The state is trying to find the source of motor oil that left a thin sheen on the waters surrounding Hamakua Marsh in Kailua.
The spill was discovered Friday morning. It's feared that it could harm several species of birds that inhabit the 22-acre wildlife sanctuary.
"This would be loaded with birds walking here, coots swimming over there, ducks," said Shawne Garliepp, who has worked at the Creekside Lounge, next to the marsh, for 35 years. So she noticed when the birds were staying out of the stream. That's when she saw the oily sheen on the water.
"The birds are not acting the way they usually do," she said. "They're not where they usually are, they're hanging out farther away. And we just hope that they're not ingesting any of this oil, because its bad."
The marsh attracts several bird species, like ducks, cattle egrets, and the auku'u, or black-crowned night heron.
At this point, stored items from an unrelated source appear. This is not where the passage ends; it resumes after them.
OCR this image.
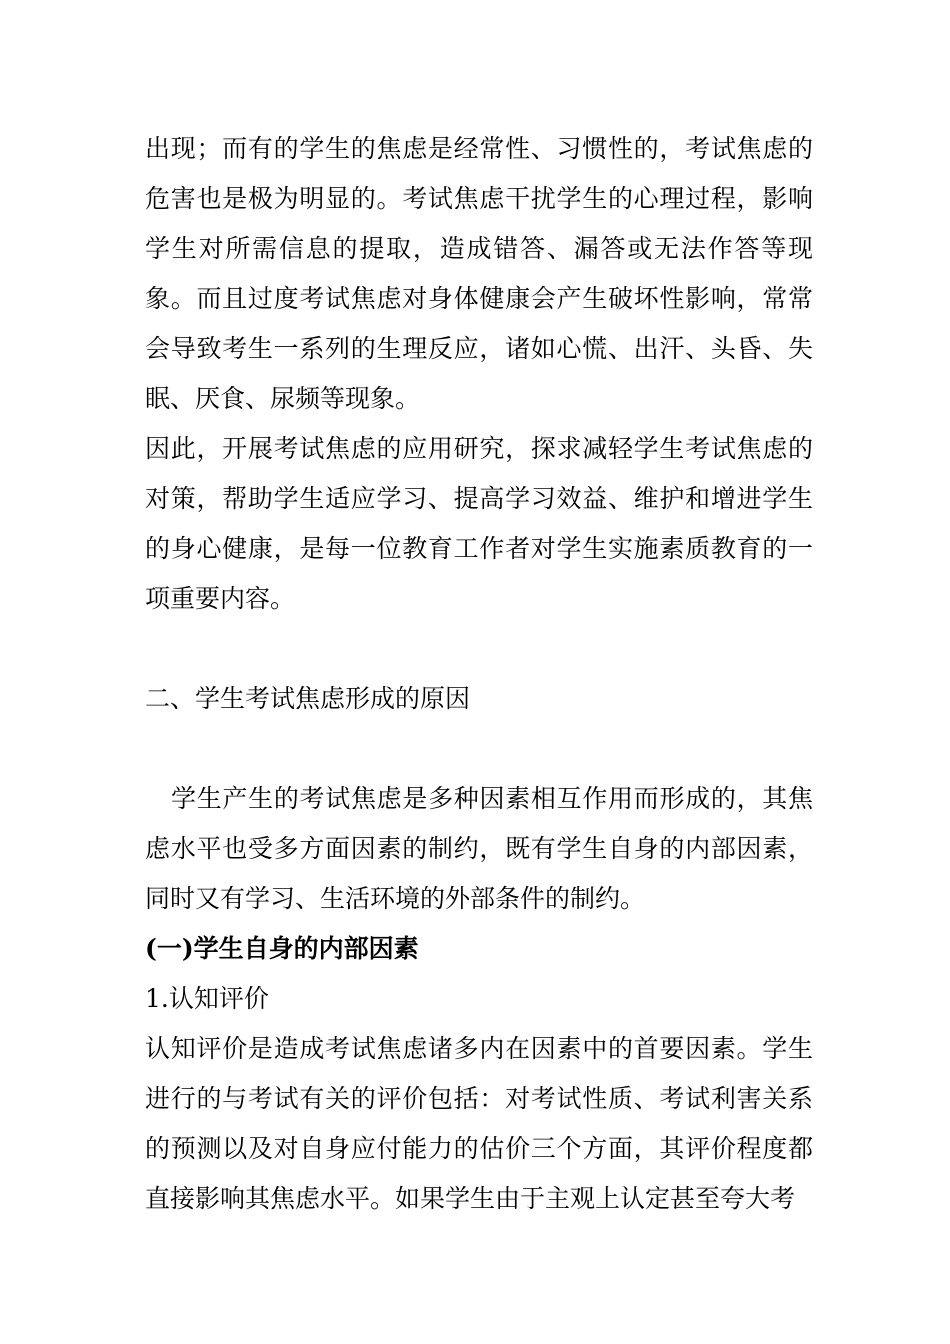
出现；而有的学生的焦虑是经常性、习惯性的，考试焦虑的危害也是极为明显的。考试焦虑干扰学生的心理过程，影响学生对所需信息的提取，造成错答、漏答或无法作答等现象。而且过度考试焦虑对身体健康会产生破坏性影响，常常会导致考生一系列的生理反应，诸如心慌、出汗、头昏、失眠、厌食、尿频等现象。

因此，开展考试焦虑的应用研究，探求减轻学生考试焦虑的对策，帮助学生适应学习、提高学习效益、维护和增进学生的身心健康，是每一位教育工作者对学生实施素质教育的一项重要内容。

二、学生考试焦虑形成的原因

学生产生的考试焦虑是多种因素相互作用而形成的，其焦虑水平也受多方面因素的制约，既有学生自身的内部因素，同时又有学习、生活环境的外部条件的制约。

(一)学生自身的内部因素

1.认知评价

认知评价是造成考试焦虑诸多内在因素中的首要因素。学生进行的与考试有关的评价包括：对考试性质、考试利害关系的预测以及对自身应付能力的估价三个方面，其评价程度都直接影响其焦虑水平。如果学生由于主观上认定甚至夸大考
But it also is home to several endangered species, like the ae'o, or Hawaiian stilt, the 'alae'ula, or Hawaiian moorhen, and the 'alae ke'oke'o, or Hawaiian coot.
The state called in Pacific Environmental Corporation, which deployed several booms on the stream to contain and absorb the spill.
Samples were taken from the stream, confirming that the sheen came from a thin film of motor oil.
"The source? We cannot say it came from the street," said Terry Corpus, an on-scene coordinator with the state Department of Health. "The storm drains look clean when we opened them up, so the source is unknown at this time."
"I don't know if they'll ever find out who did it," said Carroll Cox of Envirowatch. "But if they were to be caught, I'd like to see a stiff penalty to discourage this kind of behavior."
There were no signs that any birds had become ill or had died because of the oil Friday afternoon. Authorities said it was likely the oil would dissipate and evaporate by Saturday. While most of the birds stayed out of the water, there were still some going in.
"I pray to god that they're nesting, they're mating right now, that none of the babies die or the birds die," said Garliepp. "We'll keep an eye on them. We do every day."